The consulting industry has always lived in cycles. In 1997, ERP and MBAs fuelled growth. By 2025, it is AI, specialist talent, and outcomes. Many of the top firms from 1997 no longer exist in their old form.

The lesson is clear: consulting doesn’t vanish, but it reinvents — and we are once again nearing the end of one cycle.

The below table is from The Economist’s March 20th 1996 edition:

1997 snapshot

The Economist’s special report on consulting had themes that sound familiar in 2025:

→ Revenues growing 20–30% a year
→ Andersen Consulting and McKinsey racing into Asia
→ ERP systems from SAP and Oracle driving a wave of implementation work
→ One third of MBAs moving into consulting — even art schools and medical faculties were tapped
→ Consulting’s “mystique” selling as much as its logic
→ Early backlash: Andersen fined for UK IT project failures, BCG sued for overbilling

The consulting boom of the late 1990s looked unstoppable. Yet within five years, one of its giants — Arthur Andersen — was gone.

2025 reality

Today the market is again at an inflection point.
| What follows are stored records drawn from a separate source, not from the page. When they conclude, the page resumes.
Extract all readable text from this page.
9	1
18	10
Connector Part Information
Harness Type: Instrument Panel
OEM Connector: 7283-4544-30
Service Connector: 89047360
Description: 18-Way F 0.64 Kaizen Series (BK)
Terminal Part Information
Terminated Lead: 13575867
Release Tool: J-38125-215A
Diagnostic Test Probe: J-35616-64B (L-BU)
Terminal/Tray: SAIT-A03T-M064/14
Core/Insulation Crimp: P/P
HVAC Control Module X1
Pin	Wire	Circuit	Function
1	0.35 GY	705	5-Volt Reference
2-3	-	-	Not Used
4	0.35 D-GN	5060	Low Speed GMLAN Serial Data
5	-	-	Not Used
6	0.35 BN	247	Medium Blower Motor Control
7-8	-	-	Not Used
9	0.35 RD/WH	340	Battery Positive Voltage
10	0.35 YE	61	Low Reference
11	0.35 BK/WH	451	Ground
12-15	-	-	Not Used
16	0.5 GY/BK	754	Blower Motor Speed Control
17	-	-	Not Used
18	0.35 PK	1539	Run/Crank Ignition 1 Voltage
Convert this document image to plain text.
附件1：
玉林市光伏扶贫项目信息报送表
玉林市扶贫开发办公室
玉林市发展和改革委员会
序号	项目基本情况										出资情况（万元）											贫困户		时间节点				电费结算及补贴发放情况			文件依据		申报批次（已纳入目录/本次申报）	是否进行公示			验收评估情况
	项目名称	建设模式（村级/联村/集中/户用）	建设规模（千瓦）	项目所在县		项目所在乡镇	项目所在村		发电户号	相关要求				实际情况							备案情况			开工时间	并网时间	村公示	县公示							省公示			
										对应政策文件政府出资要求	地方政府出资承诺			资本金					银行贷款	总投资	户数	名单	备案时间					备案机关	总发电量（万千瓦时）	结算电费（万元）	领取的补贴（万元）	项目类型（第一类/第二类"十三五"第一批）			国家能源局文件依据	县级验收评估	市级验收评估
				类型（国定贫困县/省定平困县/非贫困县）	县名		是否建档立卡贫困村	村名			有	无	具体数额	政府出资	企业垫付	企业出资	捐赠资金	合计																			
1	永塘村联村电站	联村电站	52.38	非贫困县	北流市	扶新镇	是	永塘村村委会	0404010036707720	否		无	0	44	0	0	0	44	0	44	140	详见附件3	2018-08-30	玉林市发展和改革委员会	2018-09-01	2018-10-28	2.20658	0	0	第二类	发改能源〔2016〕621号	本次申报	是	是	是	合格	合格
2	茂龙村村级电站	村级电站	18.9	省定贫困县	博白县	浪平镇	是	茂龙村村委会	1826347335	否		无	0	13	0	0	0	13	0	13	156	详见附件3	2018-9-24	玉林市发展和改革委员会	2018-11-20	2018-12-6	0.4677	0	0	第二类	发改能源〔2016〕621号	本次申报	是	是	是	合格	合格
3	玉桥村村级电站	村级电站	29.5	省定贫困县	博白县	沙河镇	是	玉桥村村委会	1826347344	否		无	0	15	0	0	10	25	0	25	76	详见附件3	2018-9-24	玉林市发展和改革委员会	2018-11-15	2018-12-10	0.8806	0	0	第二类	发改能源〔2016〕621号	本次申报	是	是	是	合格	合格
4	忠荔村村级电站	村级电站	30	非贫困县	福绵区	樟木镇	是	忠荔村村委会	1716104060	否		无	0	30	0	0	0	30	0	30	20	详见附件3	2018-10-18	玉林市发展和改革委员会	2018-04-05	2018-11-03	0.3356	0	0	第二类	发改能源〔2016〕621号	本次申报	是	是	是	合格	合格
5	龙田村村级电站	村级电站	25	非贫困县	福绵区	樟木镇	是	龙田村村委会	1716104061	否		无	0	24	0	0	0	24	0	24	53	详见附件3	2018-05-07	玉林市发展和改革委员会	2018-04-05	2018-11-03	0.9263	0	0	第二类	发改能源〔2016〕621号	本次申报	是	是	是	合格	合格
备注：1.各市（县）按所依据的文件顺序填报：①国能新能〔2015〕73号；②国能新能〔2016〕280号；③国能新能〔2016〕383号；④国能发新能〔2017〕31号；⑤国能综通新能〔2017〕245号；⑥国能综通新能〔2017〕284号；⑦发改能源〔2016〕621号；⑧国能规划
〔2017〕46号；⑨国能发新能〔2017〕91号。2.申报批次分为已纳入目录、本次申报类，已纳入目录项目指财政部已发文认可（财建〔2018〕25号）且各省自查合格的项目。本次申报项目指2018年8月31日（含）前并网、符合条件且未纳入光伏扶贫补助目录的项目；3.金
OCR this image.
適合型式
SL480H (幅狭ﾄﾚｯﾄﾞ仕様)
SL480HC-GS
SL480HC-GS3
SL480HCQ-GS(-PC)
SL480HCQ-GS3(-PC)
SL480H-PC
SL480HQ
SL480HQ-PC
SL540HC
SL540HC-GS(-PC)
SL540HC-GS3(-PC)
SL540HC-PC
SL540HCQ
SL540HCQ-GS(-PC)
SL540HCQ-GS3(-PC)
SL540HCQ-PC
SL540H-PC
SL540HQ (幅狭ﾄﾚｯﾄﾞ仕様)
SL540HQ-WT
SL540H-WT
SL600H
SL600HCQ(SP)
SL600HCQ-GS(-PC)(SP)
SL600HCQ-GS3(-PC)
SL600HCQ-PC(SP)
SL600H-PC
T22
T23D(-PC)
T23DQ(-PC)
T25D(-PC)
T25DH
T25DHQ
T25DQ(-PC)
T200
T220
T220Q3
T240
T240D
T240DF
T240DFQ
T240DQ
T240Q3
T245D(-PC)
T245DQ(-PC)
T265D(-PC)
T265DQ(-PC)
→ Growth slowing: McKinsey grew just 2% in 2024, while BCG hit 10%
→ AI is today’s SAP: Palantir, Databricks and OpenAI reshaping delivery models
→ Talent shifted: MBAs are no longer the default. Firms prize AI engineers, product leaders, and operators
→ Transparency demanded: outcome-based fees, adoption metrics, and week-one tests replacing slideware
→ Backlash systemic: regulatory probes, parliamentary inquiries, and criminal proceedings

The drivers are new, but the pattern is the same: technology disruption, talent wars, client scepticism.

The big differences

→ Implementation: in 1997 it meant ERP and IT. In 2025 it means AI adoption, digital build, and ESG delivery.
→ Talent: in 1997 the prize was MBAs. In 2025, it’s coders, data scientists, and ex-operators.
→ Client expectations: in 1997 mystique still sold. In 2025, clients benchmark outcomes, test quickly, and walk if delivery fails.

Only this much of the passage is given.